A service Development Group is to be formed and tasked with undertaking a national stocktake of services and to define the prevalence of hepatitis C in the New Zealand population. This urgent work will dramatically enhance access to care where presently some people are waiting up to twelve months to see a gastroenterologist before commencing the treatment journey that may last another twelve months. Left untreated, hepatitis C can lead to cancer of the liver. The ongoing effects of hepatitis C often leave a person unable to work and carry on a normal life. The present agreement was finalised between the Ministry of Health, Crown Law and HFNZ, following comprehensive submissions and negotiations throughout 2005 and 2006. The package is focused on improved access to treatment but also includes a formal statement of regret from the Prime Minister on behalf of government. An ex-gratia grant from the Crown is also included in the package. The amount of the grant is based on ACC lump sum entitlements in 1992, the time this matter occurred. Dave McCone said, “On behalf of people with haemophilia I congratulate the Minister of Health, Hon Pete Hodgson on the commitment he has made today toward seeing these issues resolved. To finally have a government of New Zealand prepared to consider the evidence surrounding the cause of this catastrophe and to make treatment of the consequent conditions available is a great relief for our members. This has been a long time coming and a difficult road for the families affected. Our thoughts today are with those who lost a family member as a result of hepatitis C without seeing this issue resolved. Formal recognition from the government is an important first step and the expression of regret from the Prime Minister is an integral part of this treatment and welfare package. HFNZ now calls on the National Party to also apologise for the part they played in the infection of innocent people with preventable hepatitis C”.
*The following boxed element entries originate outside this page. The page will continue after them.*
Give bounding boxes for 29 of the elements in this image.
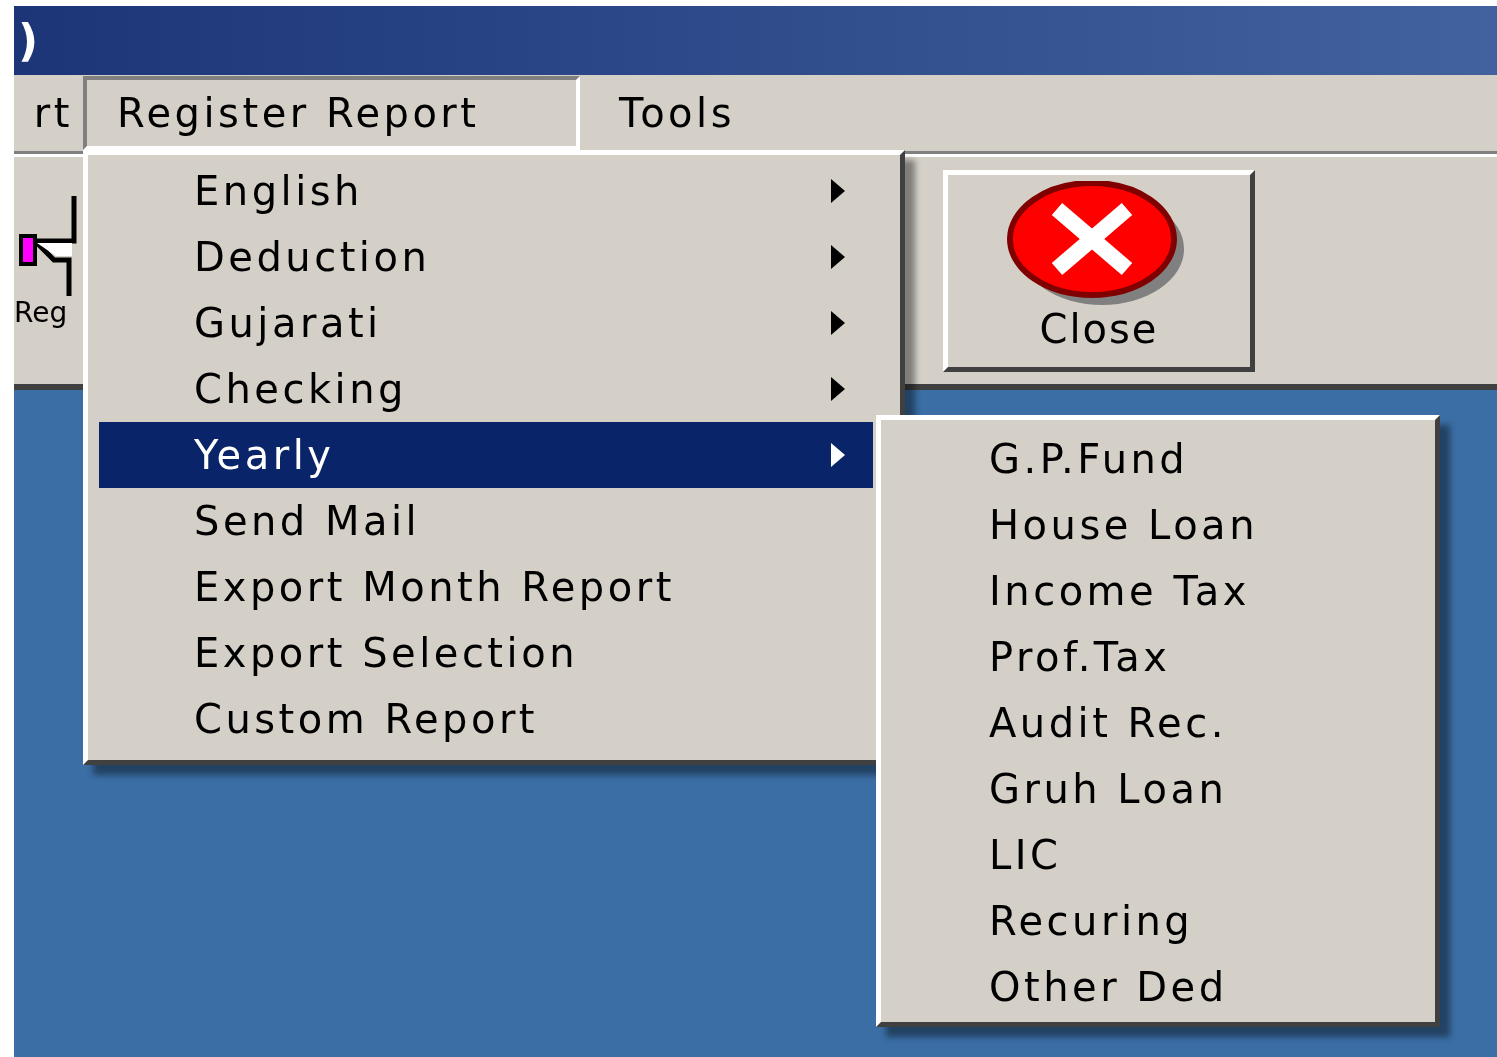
menu-item[interactable]: Other Ded <box>884 954 1432 1020</box>
menu-item[interactable]: House Loan <box>884 492 1432 558</box>
menu-item[interactable]: Yearly <box>99 422 873 488</box>
menu-item[interactable]: G.P.Fund <box>884 426 1432 492</box>
toolbar-button-label[interactable]: Reg <box>14 295 68 329</box>
submenu-arrow-icon <box>831 245 845 269</box>
menu-item[interactable]: Export Selection <box>99 620 873 686</box>
menu-item[interactable]: LIC <box>884 822 1432 888</box>
submenu-arrow-icon <box>831 311 845 335</box>
menu-item[interactable]: Custom Report <box>99 686 873 752</box>
menu-bar-item[interactable]: Tools <box>615 76 740 150</box>
menu-item[interactable]: Audit Rec. <box>884 690 1432 756</box>
menu-item[interactable]: Deduction <box>99 224 873 290</box>
menu-item[interactable]: Recuring <box>884 888 1432 954</box>
menu-item[interactable]: Export Month Report <box>99 554 873 620</box>
window-title: ) <box>18 15 42 66</box>
menu-bar-item[interactable]: rt <box>14 76 83 150</box>
menu-item[interactable]: Income Tax <box>884 558 1432 624</box>
submenu-arrow-icon <box>831 179 845 203</box>
menu-item[interactable]: English <box>99 158 873 224</box>
submenu-arrow-icon <box>831 443 845 467</box>
menu-item[interactable]: Prof.Tax <box>884 624 1432 690</box>
submenu-arrow-icon <box>831 377 845 401</box>
close-button[interactable]: Close <box>943 169 1255 372</box>
menu-item[interactable]: Checking <box>99 356 873 422</box>
menu-item[interactable]: Gruh Loan <box>884 756 1432 822</box>
menu-bar-item[interactable]: Register Report <box>83 76 580 150</box>
menu-item[interactable]: Send Mail <box>99 488 873 554</box>
menu-item[interactable]: Gujarati <box>99 290 873 356</box>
HFNZ would like to acknowledge the commitment of the Prime Minister, Hon Annette King and Hon Pete Hodgson and the small team at the Ministry of Health who have developed this treatment and welfare package. HFNZ would also like to acknowledge the ongoing support of Rt Hon Winston Peters, Hon Tariana Turia and Ms Jeanette Fitzsimons. “While there is still a significant amount of work to be done before we see this package delivered in full, as agreed, we are looking forward to working closely with the Minister’s office to see his commitment become a reality in the daily lives of people living with this awful illness. This work is urgent and needs to be completed with haste”, said McCone. McCone added, “No amount of compensation can fully make up for the personal injury many of our members have suffered, but we believe that the treatment and welfare package is broad enough to address at least the most urgent needs of people living each day with two chronic, life long, debilitating illnesses.”